Gold ETF Selling Could Speed Metal’s Decline | ETF Trends

Gold ETFs helped fuel the precious metal’s historic rally as the exchange-listed funds allowed investors to buy gold in one trade without the hassles of transporting or storing bullion.

Although gold prices have weakened to under $1,600 an ounce, investors in bullion-backed ETFs haven’t rushed for the exits. They’ve generally stayed the course so far, which suggests investors in gold ETFs have a long-term bullish view on the precious metal. [Gold ETFs Decline in Risk-Off Trade]

However, the largest bullion ETF SPDR Gold Shares (NYSEArca: GLD) reportedly saw outflows of nearly $900 million on Tuesday. [Are ETF Flows Sending a Warning Signal on Gold?]

Commerzbank strategists in a Barron’s report said it was the biggest single-day outflow since August 2011 and the selling must be regarded as a “negative sign” for gold.

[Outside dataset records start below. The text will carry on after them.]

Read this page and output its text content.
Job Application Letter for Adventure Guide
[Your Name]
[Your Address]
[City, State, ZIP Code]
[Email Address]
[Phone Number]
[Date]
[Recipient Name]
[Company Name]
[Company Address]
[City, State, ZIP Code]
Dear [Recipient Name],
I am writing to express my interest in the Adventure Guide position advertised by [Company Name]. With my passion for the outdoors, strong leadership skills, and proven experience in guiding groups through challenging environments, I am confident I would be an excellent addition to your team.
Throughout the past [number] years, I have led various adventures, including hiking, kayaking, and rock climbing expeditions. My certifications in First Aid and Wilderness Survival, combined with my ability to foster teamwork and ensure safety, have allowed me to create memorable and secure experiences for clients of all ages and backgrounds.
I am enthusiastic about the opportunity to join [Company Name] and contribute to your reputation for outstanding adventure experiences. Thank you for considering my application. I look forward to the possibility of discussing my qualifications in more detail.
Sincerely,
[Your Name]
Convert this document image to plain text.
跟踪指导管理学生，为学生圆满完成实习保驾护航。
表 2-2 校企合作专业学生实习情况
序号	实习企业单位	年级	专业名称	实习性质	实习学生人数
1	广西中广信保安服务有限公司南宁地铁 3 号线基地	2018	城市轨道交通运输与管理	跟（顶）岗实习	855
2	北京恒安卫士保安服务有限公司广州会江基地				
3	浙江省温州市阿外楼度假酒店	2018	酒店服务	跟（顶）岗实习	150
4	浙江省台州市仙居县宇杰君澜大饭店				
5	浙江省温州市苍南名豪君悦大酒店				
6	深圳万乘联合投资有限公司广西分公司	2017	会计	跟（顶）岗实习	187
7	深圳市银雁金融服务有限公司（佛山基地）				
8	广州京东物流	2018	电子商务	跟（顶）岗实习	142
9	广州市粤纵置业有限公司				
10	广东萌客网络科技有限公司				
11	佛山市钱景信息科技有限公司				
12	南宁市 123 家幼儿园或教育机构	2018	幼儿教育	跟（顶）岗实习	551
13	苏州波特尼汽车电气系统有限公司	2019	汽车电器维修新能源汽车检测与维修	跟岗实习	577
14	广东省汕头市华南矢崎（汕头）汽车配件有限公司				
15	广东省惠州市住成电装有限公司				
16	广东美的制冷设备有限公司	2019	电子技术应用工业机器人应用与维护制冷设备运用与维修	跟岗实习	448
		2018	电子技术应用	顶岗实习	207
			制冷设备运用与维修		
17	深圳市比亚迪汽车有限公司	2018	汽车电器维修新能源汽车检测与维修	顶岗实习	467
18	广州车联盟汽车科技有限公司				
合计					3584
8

“ETF investors have shown themselves to be unbothered to date by the reduction in the price of gold given that nothing much has changed in terms of how the yellow metal’s long-term prospects are judged,” Commerzbank said in a note, according to the Barron’s story. “If even ETF investors are now being caught up in the selling pull, this could point to a change in the long-term view of these investors.”

Gold holdings in bullion-backed funds listed around the globe are hovering near record highs of about 2,400 metric tons, according to Bloomberg.

Some analysts speculate that heavy outflows in gold ETFs could exacerbate a sell-off in precious metals. [Could Gold ETFs Worsen a Price Decline?]